Source code for zfit.minimizers.ipopt

#  Copyright (c) 2024 zfit

from __future__ import annotations

import importlib.util
import math

import numpy as np

from ..core.parameter import assign_values
from ..util.exception import MaximumIterationReached
from .baseminimizer import BaseMinimizer, minimize_supports, print_minimization_status
from .fitresult import FitResult
from .strategy import ZfitStrategy
from .termination import CRITERION_NOT_AVAILABLE, EDM, ConvergenceCriterion



[docs]
class IpyoptV1(BaseMinimizer):
    _ALL_IPOPT_TOL = (
        "tiny_step_tol",  # xatol
        "tiny_step_y_tol",  # fatol
        # 'tiny_step_y_tol',  # fatol
    )

    def __init__(
        self,
        tol: float | None = None,
        maxcor: int | None = None,
        verbosity: int | None = None,
        hessian: str | None = None,
        options: dict[str, object] | None = None,
        maxiter: int | str | None = None,
        criterion: ConvergenceCriterion | None = None,
        strategy: ZfitStrategy | None = None,
        name: str | None = "IpyoptV1",
    ) -> None:
        """Ipopt is a gradient-based minimizer that performs large scale nonlinear optimization of continuous systems.

        This implemenation uses the `IPyOpt wrapper <https://gitlab.com/g-braeunlich/ipyopt>`_

         `Ipopt <https://coin-or.github.io/Ipopt/index.html>`_
         (Interior Point Optimizer, pronounced "Eye-Pea-Opt") is an open source software package for
         large-scale nonlinear optimization.
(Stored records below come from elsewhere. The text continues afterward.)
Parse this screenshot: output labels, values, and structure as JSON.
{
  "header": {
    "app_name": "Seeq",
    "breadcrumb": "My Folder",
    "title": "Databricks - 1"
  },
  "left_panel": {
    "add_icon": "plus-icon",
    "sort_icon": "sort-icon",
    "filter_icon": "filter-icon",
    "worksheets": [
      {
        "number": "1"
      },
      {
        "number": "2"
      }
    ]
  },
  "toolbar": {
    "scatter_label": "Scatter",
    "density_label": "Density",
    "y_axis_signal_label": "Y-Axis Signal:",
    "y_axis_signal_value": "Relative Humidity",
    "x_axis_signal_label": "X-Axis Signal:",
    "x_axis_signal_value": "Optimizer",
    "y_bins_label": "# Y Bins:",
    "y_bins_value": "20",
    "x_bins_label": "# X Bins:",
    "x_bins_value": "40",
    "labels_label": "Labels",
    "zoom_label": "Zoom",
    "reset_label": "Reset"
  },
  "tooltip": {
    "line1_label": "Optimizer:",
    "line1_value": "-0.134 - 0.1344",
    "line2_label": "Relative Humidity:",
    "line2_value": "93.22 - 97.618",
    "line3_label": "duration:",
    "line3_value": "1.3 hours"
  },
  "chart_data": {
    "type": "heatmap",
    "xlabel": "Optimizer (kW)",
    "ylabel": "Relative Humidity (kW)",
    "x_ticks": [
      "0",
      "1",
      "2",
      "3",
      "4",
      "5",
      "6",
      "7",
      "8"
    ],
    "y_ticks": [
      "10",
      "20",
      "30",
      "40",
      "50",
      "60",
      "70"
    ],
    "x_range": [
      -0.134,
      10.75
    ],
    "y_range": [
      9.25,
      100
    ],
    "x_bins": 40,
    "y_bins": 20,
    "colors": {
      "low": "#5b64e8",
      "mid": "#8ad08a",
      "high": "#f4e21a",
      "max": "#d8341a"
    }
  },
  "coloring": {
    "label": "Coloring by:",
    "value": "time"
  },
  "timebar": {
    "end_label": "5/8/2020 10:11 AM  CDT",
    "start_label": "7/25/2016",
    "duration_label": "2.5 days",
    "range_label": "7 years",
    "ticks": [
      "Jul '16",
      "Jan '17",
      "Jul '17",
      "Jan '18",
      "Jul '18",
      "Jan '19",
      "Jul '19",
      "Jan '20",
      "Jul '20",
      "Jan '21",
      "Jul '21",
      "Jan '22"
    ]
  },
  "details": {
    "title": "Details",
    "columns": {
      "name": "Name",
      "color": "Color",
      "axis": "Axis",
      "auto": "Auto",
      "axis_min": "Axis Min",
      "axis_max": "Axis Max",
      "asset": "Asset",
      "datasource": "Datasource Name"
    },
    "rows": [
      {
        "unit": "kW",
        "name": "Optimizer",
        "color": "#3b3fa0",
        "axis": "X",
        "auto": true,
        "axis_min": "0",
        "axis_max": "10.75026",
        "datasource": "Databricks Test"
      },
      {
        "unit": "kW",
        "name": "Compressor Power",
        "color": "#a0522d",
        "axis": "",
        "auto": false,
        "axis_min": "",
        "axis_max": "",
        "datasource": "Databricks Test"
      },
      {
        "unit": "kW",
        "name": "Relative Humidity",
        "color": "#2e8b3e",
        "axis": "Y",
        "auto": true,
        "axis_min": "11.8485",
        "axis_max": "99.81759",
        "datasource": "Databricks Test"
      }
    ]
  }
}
It can be used to solve general nonlinear programming problems
         It is written in Fortran and C and is released under the EPL (formerly CPL).
         IPOPT implements a primal-dual interior point method, and uses line searches based on
         Filter methods (Fletcher and Leyffer).

        IPOPT is part of the `COIN-OR <https://www.coin-or.org/>`_ project.

        Args:
            tol: |@doc:minimizer.tol| Termination value for the
                   convergence/stopping criterion of the algorithm
                   in order to determine if the minimum has
                   been found. Defaults to 1e-3. |@docend:minimizer.tol|
            maxcor: |@doc:minimizer.maxcor| Maximum number of memory history to keep
                   when using a quasi-Newton update formula such as BFGS.
                   It is the number of gradients
                   to “remember” from previous optimization
                   steps: increasing it increases
                   the memory requirements but may speed up the convergence. |@docend:minimizer.maxcor|
            verbosity: |@doc:minimizer.verbosity| Verbosity of the minimizer. Has to be between 0 and 10.
              The verbosity has the meaning:

               - a value of 0 means quiet and no output
               - above 0 up to 5, information that is good to know but without
                 flooding the user, corresponding to a "INFO" level.
               - A value above 5 starts printing out considerably more and
                 is used more for debugging purposes.
               - Setting the verbosity to 10 will print out every
                 evaluation of the loss function and gradient.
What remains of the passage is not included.